Ninon descubre a la que ahora es colorina, regalarle el asomo de una sonrisa al hombre del maletín gastado. Y él le responde, con una mirada firme y felina, como si dijera tú serás mía. En un arranque de timidez y culpa, la del pelo arrebatado se acomoda la falda buscando una excusa para desviar la mirada. De seguro que su novio se hubiera enojado si la hubiera visto en su flirteo. Aunque quizás no (suspira con alivio o más bien decepción), porque en realidad su novio ni teniéndola delante, la mira. ¿Cuándo dejó de mirarla?

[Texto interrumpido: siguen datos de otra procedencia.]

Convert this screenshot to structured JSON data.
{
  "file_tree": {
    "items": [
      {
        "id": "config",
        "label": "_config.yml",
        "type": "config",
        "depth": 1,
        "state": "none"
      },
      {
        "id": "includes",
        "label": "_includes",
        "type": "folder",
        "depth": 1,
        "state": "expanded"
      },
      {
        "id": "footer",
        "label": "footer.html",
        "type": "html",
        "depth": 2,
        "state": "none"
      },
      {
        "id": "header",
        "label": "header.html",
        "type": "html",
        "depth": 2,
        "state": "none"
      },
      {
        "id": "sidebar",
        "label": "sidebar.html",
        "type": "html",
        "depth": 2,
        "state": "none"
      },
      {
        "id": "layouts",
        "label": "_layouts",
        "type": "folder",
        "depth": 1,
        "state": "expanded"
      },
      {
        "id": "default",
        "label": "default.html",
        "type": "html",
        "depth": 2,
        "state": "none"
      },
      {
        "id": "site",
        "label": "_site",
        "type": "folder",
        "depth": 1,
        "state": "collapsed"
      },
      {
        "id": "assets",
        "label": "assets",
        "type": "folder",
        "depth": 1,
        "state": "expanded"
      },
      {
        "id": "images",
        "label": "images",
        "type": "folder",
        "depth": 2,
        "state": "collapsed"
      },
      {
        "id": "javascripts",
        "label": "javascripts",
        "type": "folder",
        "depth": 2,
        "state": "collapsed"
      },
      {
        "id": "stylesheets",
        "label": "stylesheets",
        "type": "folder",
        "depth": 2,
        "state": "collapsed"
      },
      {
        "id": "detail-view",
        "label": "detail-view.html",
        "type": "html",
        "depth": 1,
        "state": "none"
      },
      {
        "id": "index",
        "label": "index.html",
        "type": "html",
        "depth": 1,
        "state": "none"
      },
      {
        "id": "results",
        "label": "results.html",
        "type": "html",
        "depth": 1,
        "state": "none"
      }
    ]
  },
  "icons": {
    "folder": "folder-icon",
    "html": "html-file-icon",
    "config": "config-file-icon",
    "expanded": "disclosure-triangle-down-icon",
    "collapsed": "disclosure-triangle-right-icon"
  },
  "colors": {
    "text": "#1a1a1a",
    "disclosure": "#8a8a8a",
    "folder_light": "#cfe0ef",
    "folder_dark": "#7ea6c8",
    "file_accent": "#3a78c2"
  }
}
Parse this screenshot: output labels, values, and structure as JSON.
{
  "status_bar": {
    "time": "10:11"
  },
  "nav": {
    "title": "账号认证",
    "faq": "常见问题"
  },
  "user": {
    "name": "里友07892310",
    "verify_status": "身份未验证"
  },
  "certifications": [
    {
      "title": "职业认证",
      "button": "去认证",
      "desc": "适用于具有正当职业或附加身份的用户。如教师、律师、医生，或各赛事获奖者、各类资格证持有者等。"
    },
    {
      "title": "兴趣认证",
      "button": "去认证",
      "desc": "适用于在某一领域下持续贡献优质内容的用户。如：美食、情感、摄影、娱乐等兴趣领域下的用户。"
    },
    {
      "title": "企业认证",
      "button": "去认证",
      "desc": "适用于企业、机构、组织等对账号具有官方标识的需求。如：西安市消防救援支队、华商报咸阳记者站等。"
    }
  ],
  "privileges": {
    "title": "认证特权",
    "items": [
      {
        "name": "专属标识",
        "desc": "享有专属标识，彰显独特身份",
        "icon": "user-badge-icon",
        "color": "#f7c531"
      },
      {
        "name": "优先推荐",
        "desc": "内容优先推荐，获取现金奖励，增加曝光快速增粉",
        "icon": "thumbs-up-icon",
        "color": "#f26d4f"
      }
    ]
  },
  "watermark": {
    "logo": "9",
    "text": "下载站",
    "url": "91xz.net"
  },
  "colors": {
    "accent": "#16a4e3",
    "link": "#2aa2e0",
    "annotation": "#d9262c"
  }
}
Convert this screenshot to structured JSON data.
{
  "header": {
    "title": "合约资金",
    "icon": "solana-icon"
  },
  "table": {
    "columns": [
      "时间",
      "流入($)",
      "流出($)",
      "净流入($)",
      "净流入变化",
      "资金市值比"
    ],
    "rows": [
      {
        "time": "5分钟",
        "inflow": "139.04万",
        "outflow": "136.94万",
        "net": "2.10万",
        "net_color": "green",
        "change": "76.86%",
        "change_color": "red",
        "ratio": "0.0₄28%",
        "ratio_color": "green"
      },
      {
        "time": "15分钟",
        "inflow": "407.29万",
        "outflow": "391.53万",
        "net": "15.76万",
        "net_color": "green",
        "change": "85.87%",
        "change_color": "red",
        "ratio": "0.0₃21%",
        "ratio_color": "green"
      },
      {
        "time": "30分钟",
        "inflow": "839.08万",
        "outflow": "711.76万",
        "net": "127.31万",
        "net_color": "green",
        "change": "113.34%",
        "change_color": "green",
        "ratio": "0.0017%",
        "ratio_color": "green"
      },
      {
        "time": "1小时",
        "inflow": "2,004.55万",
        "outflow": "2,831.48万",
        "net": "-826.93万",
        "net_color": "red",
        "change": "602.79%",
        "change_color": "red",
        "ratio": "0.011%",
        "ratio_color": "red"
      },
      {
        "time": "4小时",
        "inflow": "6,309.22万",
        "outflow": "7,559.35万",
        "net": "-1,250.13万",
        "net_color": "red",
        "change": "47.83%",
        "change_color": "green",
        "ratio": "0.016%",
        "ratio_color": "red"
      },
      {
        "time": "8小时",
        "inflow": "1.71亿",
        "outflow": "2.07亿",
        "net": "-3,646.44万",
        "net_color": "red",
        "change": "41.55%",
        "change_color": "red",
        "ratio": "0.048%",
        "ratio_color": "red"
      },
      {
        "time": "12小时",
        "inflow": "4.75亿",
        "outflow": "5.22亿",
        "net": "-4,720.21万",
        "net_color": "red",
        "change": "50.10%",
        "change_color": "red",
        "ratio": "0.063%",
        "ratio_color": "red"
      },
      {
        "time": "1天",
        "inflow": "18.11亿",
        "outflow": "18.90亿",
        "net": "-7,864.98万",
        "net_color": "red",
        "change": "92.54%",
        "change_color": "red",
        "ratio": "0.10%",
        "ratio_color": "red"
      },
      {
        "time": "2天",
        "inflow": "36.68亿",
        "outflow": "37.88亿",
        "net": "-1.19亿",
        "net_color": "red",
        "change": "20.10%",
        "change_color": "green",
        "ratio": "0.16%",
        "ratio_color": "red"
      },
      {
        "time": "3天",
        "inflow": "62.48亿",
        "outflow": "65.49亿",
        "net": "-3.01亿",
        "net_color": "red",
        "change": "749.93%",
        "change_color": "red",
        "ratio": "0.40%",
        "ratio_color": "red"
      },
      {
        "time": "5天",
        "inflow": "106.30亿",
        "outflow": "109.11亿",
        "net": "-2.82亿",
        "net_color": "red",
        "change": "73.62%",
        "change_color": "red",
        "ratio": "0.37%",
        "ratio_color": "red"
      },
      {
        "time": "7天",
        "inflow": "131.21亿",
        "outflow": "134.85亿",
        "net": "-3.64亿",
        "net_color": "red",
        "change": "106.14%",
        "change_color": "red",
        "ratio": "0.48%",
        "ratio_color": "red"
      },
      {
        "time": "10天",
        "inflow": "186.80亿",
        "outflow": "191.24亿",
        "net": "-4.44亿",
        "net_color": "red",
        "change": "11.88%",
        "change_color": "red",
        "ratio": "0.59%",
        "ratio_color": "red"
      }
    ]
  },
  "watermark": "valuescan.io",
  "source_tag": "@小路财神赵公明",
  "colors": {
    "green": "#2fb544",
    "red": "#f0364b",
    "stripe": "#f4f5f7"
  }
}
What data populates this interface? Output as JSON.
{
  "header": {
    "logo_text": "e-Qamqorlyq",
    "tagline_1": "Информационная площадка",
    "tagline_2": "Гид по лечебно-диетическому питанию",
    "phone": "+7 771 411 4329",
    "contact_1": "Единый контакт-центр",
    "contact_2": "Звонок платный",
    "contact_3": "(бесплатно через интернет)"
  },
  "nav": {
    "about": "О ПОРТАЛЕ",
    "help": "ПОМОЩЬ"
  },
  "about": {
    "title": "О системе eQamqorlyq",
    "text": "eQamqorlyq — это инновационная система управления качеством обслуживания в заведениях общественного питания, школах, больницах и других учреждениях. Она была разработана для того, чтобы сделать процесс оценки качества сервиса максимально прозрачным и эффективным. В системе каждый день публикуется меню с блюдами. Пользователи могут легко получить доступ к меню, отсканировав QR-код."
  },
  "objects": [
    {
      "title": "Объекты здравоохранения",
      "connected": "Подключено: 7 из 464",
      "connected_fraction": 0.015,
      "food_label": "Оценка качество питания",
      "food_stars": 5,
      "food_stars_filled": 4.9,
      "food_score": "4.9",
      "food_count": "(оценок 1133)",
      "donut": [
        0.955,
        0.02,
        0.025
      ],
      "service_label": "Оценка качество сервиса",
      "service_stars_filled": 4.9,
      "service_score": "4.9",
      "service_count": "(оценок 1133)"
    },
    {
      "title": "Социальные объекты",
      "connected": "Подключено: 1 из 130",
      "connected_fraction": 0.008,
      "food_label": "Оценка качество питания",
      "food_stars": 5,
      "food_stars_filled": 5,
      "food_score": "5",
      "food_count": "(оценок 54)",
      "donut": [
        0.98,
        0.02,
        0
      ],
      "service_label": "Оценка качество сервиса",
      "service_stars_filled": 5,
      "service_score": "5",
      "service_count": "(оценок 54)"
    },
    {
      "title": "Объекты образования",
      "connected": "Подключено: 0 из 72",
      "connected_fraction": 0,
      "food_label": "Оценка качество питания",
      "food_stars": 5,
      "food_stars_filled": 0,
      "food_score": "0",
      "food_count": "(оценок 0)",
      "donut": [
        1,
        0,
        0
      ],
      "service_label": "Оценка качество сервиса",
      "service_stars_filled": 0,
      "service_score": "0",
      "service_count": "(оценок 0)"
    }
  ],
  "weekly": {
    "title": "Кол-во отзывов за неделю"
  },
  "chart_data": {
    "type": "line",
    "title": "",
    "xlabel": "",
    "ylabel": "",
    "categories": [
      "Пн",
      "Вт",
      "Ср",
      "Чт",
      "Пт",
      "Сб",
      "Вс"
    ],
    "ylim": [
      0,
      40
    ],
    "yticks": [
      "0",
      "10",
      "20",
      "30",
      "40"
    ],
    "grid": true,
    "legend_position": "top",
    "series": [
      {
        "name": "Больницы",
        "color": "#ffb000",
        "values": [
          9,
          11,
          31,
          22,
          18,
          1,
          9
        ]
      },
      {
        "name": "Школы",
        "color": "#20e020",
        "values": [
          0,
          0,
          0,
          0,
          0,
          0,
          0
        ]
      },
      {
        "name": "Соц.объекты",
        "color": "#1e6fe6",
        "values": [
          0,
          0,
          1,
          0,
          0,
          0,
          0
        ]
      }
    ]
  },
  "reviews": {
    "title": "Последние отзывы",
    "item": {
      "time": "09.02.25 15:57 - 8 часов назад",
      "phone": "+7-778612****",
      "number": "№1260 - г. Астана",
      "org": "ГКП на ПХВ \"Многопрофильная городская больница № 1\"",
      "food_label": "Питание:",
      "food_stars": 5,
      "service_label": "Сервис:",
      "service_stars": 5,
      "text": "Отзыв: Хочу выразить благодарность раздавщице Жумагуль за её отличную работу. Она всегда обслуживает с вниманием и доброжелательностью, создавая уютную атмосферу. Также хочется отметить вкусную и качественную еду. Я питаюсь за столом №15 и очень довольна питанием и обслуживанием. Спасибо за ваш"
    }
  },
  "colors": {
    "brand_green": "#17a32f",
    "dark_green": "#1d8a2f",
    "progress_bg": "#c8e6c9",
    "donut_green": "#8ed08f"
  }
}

Su novio ni siquiera ha notado que desde hace un tiempo anda más encendida. Sí, su pelo no es ninguna casualidad. Ella está ardiendo por dentro y por fuera.

Romualda le da unas palmadas en el muslo a la ensimismada Ninon avisándole del próximo paradero donde deben descender. Es raro, pero a Ninon le da cierta nostalgia que el viaje se termine, como si en vez de llegar a las cercanías del lugar donde trabaja, dejara a sus amigos para irse a otro país. De hecho, si no fuera ridículo, Ninon sacaría un pañuelo para hacerles señas y despedirse. A cambio, se consuela con decirles bajito y disimuladamente, hasta mañana.